Teams and qualification
Main article: 2019 ICC Men’s T20 World Cup Qualifier
As of 31 December 2018, the top nine ranked ICC Full Members, alongside hosts India, qualified directly for the 2021 tournament. Of those ten teams, the top eight ranked sides qualified for the Super 12s stage of the tournament. Sri Lanka and Bangladesh did not qualify for the Super 12s, instead being placed in the group stage of the competition. They were joined by the six teams who had qualified for the tournament via the 2019 ICC T20 World Cup Qualifier. Of the teams in the ICC Men’s T20I Team Rankings, the United Arab Emirates and Nepal could only qualify through regional competitions. The top four teams from the group stage advanced to the Super 12s.

Papua New Guinea were the first team to secure their position via the Qualifier, after they won Group A of the tournament, finishing above the Netherlands on net run rate. It was the first time that Papua New Guinea had qualified for a World Cup in any format. Ireland became the second team to qualify via this route after they won Group B, also on net run rate.

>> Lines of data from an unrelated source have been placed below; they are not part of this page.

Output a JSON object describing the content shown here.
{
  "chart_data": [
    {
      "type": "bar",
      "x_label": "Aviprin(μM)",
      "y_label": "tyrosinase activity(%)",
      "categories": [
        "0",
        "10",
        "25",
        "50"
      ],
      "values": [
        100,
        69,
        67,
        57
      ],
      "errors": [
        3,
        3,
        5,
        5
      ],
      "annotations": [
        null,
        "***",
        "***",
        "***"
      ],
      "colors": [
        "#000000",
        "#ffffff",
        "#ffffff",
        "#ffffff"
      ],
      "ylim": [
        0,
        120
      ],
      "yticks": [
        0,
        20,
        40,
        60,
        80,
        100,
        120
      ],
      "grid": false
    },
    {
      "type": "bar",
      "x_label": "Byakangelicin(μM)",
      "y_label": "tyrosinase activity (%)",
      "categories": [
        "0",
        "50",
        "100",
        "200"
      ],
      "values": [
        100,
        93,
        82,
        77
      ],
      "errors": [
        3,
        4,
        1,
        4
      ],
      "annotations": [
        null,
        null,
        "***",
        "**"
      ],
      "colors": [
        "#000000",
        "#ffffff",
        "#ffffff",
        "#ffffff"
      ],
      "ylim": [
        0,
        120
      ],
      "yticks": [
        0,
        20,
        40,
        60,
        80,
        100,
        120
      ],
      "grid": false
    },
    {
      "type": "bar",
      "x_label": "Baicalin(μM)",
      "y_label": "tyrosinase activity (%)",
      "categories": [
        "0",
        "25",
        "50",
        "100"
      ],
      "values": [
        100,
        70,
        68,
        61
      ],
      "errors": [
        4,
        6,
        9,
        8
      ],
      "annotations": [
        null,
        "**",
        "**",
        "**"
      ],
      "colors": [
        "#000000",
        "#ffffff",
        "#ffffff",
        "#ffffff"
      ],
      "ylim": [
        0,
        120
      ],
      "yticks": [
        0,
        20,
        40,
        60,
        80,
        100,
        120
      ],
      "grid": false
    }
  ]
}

In the first match in the playoffs, the Netherlands qualified for the T20 World Cup when they beat the United Arab Emirates by eight wickets, after the UAE only scored 80 runs in their innings. The second qualifier match saw Namibia advance to their first T20 World Cup after beating Oman by 54 runs. Scotland beat tournament hosts the United Arab Emirates in the third qualifier by 90 runs to secure their place in the T20 World Cup. Oman became the final team to qualify for the T20 World Cup, when they beat Hong Kong by 12 runs in the last playoff match.

In August 2021, concerns and doubts were raised over the participation of Afghanistan cricket team in the tournament ever since Afghanistan was brought under the control of the Taliban. Afghanistan’s team media manager Hikmat Hassan confirmed that Afghanistan would play in the T20 World Cup, despite the political turmoil in the country. On 6 October 2021, the Afghanistan team left Kabul, travelling to Doha, Qatar, for a training camp before the start of the tournament.